Now, how transpilers are going to solve Object.mixin super call? 'cause once again, that should be solved runtime and I am curious, without caller, how transpilers are thinking to solve that.

You can do the following:

SubClass.prototype.foo = function me(x) {
    var ssuper = me.homeObject.__proto__;
    return 1 + ssuper.foo.call(this, x);
};

Additionally, one would have to make the following assignment for each method m of SubClass.prototype:

SubClass.prototype.m.homeObject = SubClass.prototype;

Rationale: a method needs to be aware of its (static) position in the prototype chain if it wants to make a proper super-reference.

More information: www.2ality.com/2011/11/super-references.html

# Andrea Giammarchi (13 years ago)

does that work runtime with more than one super ?

# Andrea Giammarchi (13 years ago)

let me reformulate .. do you realize Object,mixing can be done runtime, so not possible to predefine the super, and that you method fails if you have more than a super in such form ? If not, can you write B extends A and C extends B and use super in both C and B methods going up to A or do what my example was doing ?

Even easier, something like this:

function A() { this.test('Hello!'); } A.prototype.test = function (what) { alert(what); };

function B() { this.super(); } B.prototype = poo.inherit(A.prototype); B.prototype.constructor = B; B.prototype.test = function (what) { this.super(what); };

poo.superable(B.prototype);

new B; // will alert Hello! dong these steps: // 1. invokes B.prototype.constructor which // 2. invokes A.prototype.constructor which // 3. invokes B.prototype.test which // 4. invokes A.prototype.test

# Axel Rauschmayer (13 years ago)

let me reformulate .. do you realize Object,mixing can be done runtime, so not possible to predefine the super, and that you method fails if you have more than a super in such form ? If not, can you write B extends A and C extends B and use super in both C and B methods going up to A or do what my example was doing ?

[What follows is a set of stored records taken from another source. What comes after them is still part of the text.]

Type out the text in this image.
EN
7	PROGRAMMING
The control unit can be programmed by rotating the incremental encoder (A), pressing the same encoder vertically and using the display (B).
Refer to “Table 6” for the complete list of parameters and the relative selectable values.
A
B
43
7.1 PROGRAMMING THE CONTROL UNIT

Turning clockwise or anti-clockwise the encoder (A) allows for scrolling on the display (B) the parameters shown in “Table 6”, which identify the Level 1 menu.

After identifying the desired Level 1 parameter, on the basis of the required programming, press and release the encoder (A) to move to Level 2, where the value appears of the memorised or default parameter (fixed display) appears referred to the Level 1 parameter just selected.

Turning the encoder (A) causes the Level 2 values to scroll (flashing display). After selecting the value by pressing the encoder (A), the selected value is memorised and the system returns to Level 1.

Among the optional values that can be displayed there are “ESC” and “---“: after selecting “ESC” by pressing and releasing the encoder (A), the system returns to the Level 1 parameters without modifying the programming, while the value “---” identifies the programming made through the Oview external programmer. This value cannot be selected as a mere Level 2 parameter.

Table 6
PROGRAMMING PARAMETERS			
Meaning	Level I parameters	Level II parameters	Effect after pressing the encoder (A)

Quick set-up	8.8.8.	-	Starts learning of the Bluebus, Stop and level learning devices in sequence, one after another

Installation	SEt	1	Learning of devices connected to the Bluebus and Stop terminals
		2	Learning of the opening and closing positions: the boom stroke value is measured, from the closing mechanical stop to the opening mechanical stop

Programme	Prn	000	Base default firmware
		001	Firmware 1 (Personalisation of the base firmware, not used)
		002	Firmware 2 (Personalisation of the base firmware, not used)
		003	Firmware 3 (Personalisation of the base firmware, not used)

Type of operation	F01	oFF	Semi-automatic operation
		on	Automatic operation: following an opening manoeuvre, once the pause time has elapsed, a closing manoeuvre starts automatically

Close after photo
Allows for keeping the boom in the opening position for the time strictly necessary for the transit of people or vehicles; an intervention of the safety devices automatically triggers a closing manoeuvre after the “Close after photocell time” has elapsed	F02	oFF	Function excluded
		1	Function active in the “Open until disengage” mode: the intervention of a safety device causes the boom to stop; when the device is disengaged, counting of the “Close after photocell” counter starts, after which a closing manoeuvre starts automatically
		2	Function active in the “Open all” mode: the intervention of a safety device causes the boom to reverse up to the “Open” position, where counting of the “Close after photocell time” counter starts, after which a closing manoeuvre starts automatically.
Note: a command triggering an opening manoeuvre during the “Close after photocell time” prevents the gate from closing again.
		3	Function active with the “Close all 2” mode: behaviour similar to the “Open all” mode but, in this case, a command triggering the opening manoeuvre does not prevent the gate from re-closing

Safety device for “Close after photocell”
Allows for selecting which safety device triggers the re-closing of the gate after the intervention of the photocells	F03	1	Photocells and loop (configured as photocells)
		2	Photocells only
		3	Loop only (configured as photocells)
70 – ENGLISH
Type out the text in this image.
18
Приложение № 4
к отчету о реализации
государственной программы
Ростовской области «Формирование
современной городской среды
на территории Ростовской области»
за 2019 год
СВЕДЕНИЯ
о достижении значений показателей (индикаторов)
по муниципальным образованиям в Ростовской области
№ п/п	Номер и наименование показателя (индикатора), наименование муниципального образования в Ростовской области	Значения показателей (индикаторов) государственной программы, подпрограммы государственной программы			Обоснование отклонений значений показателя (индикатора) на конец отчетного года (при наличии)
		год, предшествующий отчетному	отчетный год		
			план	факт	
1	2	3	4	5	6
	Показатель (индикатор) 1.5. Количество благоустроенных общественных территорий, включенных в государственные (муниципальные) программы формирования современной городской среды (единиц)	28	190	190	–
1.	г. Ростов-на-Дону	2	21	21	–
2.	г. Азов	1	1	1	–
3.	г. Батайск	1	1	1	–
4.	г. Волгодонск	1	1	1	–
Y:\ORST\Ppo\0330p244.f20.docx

You don’t predefine super, you only have to keep [[HomeObject]] updated. That’s what Object.mixin does. Then [[HomeObject]] (or rather, its prototype) is the starting point for looking for super-properties.

Even easier, something like this:

function A() { this.test('Hello!'); } A.prototype.test = function (what) { alert(what); };

function B() { this.super(); } B.prototype = poo.inherit(A.prototype); B.prototype.constructor = B; B.prototype.test = function (what) { this.super(what); };

poo.superable(B.prototype);

new B; // will alert Hello! dong these steps: // 1. invokes B.prototype.constructor which // 2. invokes A.prototype.constructor which // 3. invokes B.prototype.test which // 4. invokes A.prototype.test

Yes, that will work. But you can’t find super via this (which changes dynamically), you must start your search in the prototype of the object in which a method is stored.

# Andrea Giammarchi (13 years ago)

I CAN find super via this, the qwhole point about caller since this morning was about the fact I could do stuff I cannot do anymore.

That said, in 2010: webreflection.blogspot.com/2010/01/javascript-super-bullshit.html

late 2009 wrote early 2010: webreflection.blogspot.com/2010/01/better-javascript-classes.html

And benchmark about all this in February 2009: webreflection.blogspot.com/2009/02/on-javascript-inheritance-performance.html

So, just in case, have an extra look too on what developers wrote before your blog did, thank you.

Thanks for your examples in any case.

# Axel Rauschmayer (13 years ago)

The question I tried to answer was:

Now, how transpilers are going to solve Object.mixin super call? 'cause once again, that should be solved runtime and I am curious, without caller, how transpilers are thinking to solve that.

I assumed you didn’t know, which is why I wrote an answer.